Beijing Metro to be world's longest

Beijing's current subway system serves 1.5 million commuters daily. (Image: Radio86)Beijing's current subway system serves 1.5 million commuters daily. (Image: Radio86)

Beijing's subway system will replace London's Underground as the world's longest metro system by 2020, according to a construction plan drafted by the communications commission for the city's public transport system.

The Beijing metro will extend 561 kilometers along 19 lines, and the new lines that are being planned will service the major corners of the city.

Fifteen of the new lines will serve urban areas, while the other four will serve Beijing's suburbs. Metro lines 1 and 2 go around Tian'anmen Square, the traditional city center.

Lines 4, 5 and 10 are still under construction but are expected to be operational in time for the 2008 Olympics.
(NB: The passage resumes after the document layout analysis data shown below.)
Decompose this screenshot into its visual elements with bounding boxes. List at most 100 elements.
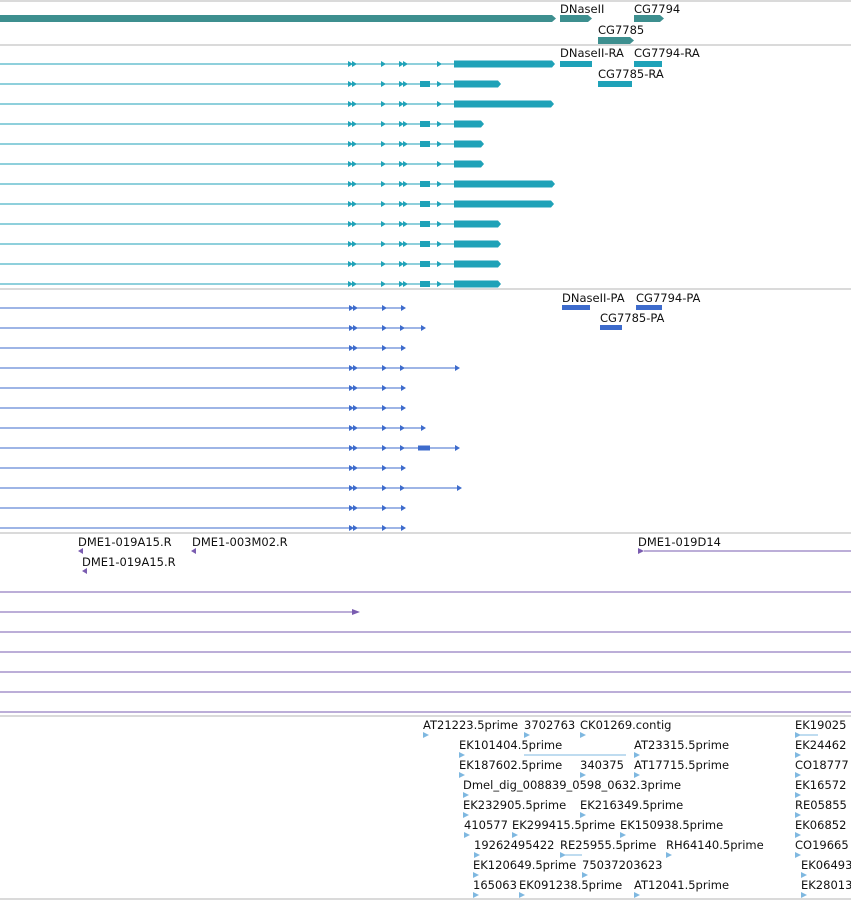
- transcript-exon[interactable]: [454, 260, 498, 268]
- protein-feature-dnaseii-pa[interactable]: [562, 305, 590, 310]
- protein-row[interactable]: [0, 385, 406, 391]
- est-label[interactable]: CK01269.contig: [580, 718, 671, 732]
- gene-label-cg7785[interactable]: CG7785: [598, 23, 644, 37]
- protein-row[interactable]: [0, 525, 406, 531]
- transcript-exon[interactable]: [454, 240, 498, 248]
- est-arrow-icon[interactable]: [459, 752, 465, 758]
- protein-feature-cg7794-pa[interactable]: [636, 305, 662, 310]
- est-label[interactable]: EK150938.5prime: [620, 818, 723, 832]
- protein-row[interactable]: [0, 345, 406, 351]
- est-label[interactable]: RE05855: [795, 798, 847, 812]
- est-arrow-icon[interactable]: [473, 892, 479, 898]
- est-arrow-icon[interactable]: [580, 812, 586, 818]
- transcript-label-dnaseii-ra[interactable]: DNaseII-RA: [560, 46, 624, 60]
- transcript-exon[interactable]: [420, 281, 430, 287]
- clone-arrow-icon[interactable]: [78, 548, 83, 554]
- transcript-row[interactable]: [0, 120, 484, 128]
- gene-feature-cg7794[interactable]: [634, 15, 660, 22]
- gene-feature-cg7785[interactable]: [598, 37, 630, 44]
- transcript-exon[interactable]: [454, 80, 498, 88]
- protein-row[interactable]: [0, 365, 460, 371]
- transcript-exon[interactable]: [454, 200, 551, 208]
- transcript-feature-cg7794-ra[interactable]: [634, 61, 662, 67]
- est-arrow-icon[interactable]: [795, 812, 801, 818]
- protein-row[interactable]: [0, 465, 406, 471]
- est-arrow-icon[interactable]: [634, 892, 640, 898]
- transcript-exon[interactable]: [420, 241, 430, 247]
- clone-arrow-icon[interactable]: [191, 548, 196, 554]
- est-arrow-icon[interactable]: [795, 832, 801, 838]
- est-arrow-icon[interactable]: [473, 872, 479, 878]
- protein-row[interactable]: [0, 405, 406, 411]
- est-label[interactable]: 19262495422: [474, 838, 554, 852]
- est-label[interactable]: EK232905.5prime: [463, 798, 566, 812]
- est-arrow-icon[interactable]: [666, 852, 672, 858]
- est-label[interactable]: EK216349.5prime: [580, 798, 683, 812]
- est-arrow-icon[interactable]: [580, 732, 586, 738]
- transcript-exon[interactable]: [454, 60, 552, 68]
- transcript-exon[interactable]: [420, 121, 430, 127]
- transcript-exon[interactable]: [420, 81, 430, 87]
- est-label[interactable]: EK091238.5prime: [519, 878, 622, 892]
- est-label[interactable]: AT17715.5prime: [634, 758, 729, 772]
- transcript-row[interactable]: [0, 280, 501, 288]
- est-label[interactable]: RH64140.5prime: [666, 838, 764, 852]
- est-label[interactable]: 340375: [580, 758, 624, 772]
- transcript-row[interactable]: [0, 200, 554, 208]
- transcript-feature-cg7785-ra[interactable]: [598, 81, 632, 87]
- est-label[interactable]: AT21223.5prime: [423, 718, 518, 732]
- est-label[interactable]: EK16572: [795, 778, 846, 792]
- protein-exon[interactable]: [418, 445, 430, 451]
- transcript-exon[interactable]: [420, 141, 430, 147]
- est-arrow-icon[interactable]: [464, 832, 470, 838]
- est-label[interactable]: 3702763: [524, 718, 575, 732]
- transcript-exon[interactable]: [420, 261, 430, 267]
- transcript-row[interactable]: [0, 260, 501, 268]
- est-arrow-icon[interactable]: [582, 872, 588, 878]
- clone-label-dme1-003m02-r[interactable]: DME1-003M02.R: [192, 535, 288, 549]
- est-label[interactable]: EK06852: [795, 818, 846, 832]
- est-arrow-icon[interactable]: [459, 772, 465, 778]
- transcript-exon[interactable]: [454, 100, 551, 108]
- transcript-exon[interactable]: [420, 201, 430, 207]
- est-arrow-icon[interactable]: [795, 792, 801, 798]
- est-label[interactable]: EK28013: [801, 878, 851, 892]
- transcript-exon[interactable]: [454, 180, 552, 188]
- transcript-row[interactable]: [0, 80, 501, 88]
- est-arrow-icon[interactable]: [801, 892, 807, 898]
- transcript-row[interactable]: [0, 220, 501, 228]
- transcript-exon[interactable]: [454, 140, 481, 148]
- est-label[interactable]: 410577: [464, 818, 508, 832]
- est-arrow-icon[interactable]: [474, 852, 480, 858]
- gene-label-dnaseii[interactable]: DNaseII: [560, 2, 604, 16]
- est-arrow-icon[interactable]: [524, 732, 530, 738]
- gene-feature-bar[interactable]: [0, 15, 552, 22]
- est-label[interactable]: AT12041.5prime: [634, 878, 729, 892]
- clone-label-dme1-019a15-r[interactable]: DME1-019A15.R: [78, 535, 172, 549]
- est-arrow-icon[interactable]: [795, 852, 801, 858]
- protein-label-cg7785-pa[interactable]: CG7785-PA: [600, 311, 665, 325]
- clone-label-dme1-019d14[interactable]: DME1-019D14: [638, 535, 721, 549]
- transcript-row[interactable]: [0, 180, 555, 188]
- gene-label-cg7794[interactable]: CG7794: [634, 2, 680, 16]
- protein-row[interactable]: [0, 305, 406, 311]
- transcript-exon[interactable]: [454, 120, 481, 128]
- est-label[interactable]: CO18777: [795, 758, 849, 772]
- transcript-exon[interactable]: [454, 280, 498, 288]
- transcript-row[interactable]: [0, 240, 501, 248]
- est-label[interactable]: EK06493: [801, 858, 851, 872]
- protein-row[interactable]: [0, 445, 460, 451]
- transcript-exon[interactable]: [420, 181, 430, 187]
- est-label[interactable]: 165063: [473, 878, 517, 892]
- est-arrow-icon[interactable]: [634, 752, 640, 758]
- protein-row[interactable]: [0, 325, 426, 331]
- clone-arrow-icon[interactable]: [638, 548, 644, 554]
- est-label[interactable]: EK120649.5prime: [473, 858, 576, 872]
- protein-label-dnaseii-pa[interactable]: DNaseII-PA: [562, 291, 625, 305]
- est-arrow-icon[interactable]: [795, 752, 801, 758]
- est-label[interactable]: EK299415.5prime: [512, 818, 615, 832]
- est-arrow-icon[interactable]: [620, 832, 626, 838]
- protein-row[interactable]: [0, 505, 406, 511]
- est-arrow-icon[interactable]: [580, 772, 586, 778]
- protein-row[interactable]: [0, 425, 426, 431]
Line 4, which is will span 28.16 kilometers, will connect Fengtai with Haidian. Fengati is in the extreme south while Haidian is in the northwest.

Line 5 will also create a short-cut between the "developed" north and the "developing" south, from Changping to Fengtai districts.

A part of Line 10 will be used to ease traffic congestion due to the Olympic Games, and it will link the northwestern and eastern-southeastern sections of Beijing.

There are currently 4 metro lines serving the capital city that carry 1.5 million commuters everyday.

Transportation experts have been exploring other possibilities to use the city's underground to help ease traffic pressure.

At the "International Academic Conference on Underground Space" conference this weekend, the Beijing Urban Planning Commission and Beijing Urban Planning and Designing Research Institute jointly released a plan for the construction of six underground expressways by 2020.

Shi Xiaodong, a senior planner of the institute, said that moving traffic underground will help lessen noise pollution and ease heavy traffic in the old urban area.

A voice of caution was heard, however, when Duan Liren, an expert with the Beijing Transportation Management Engineering Institute warned that a large-scale underground expressway system would be unprecedented in the world and will have technological difficulties and construction costs that will exceed the metro system.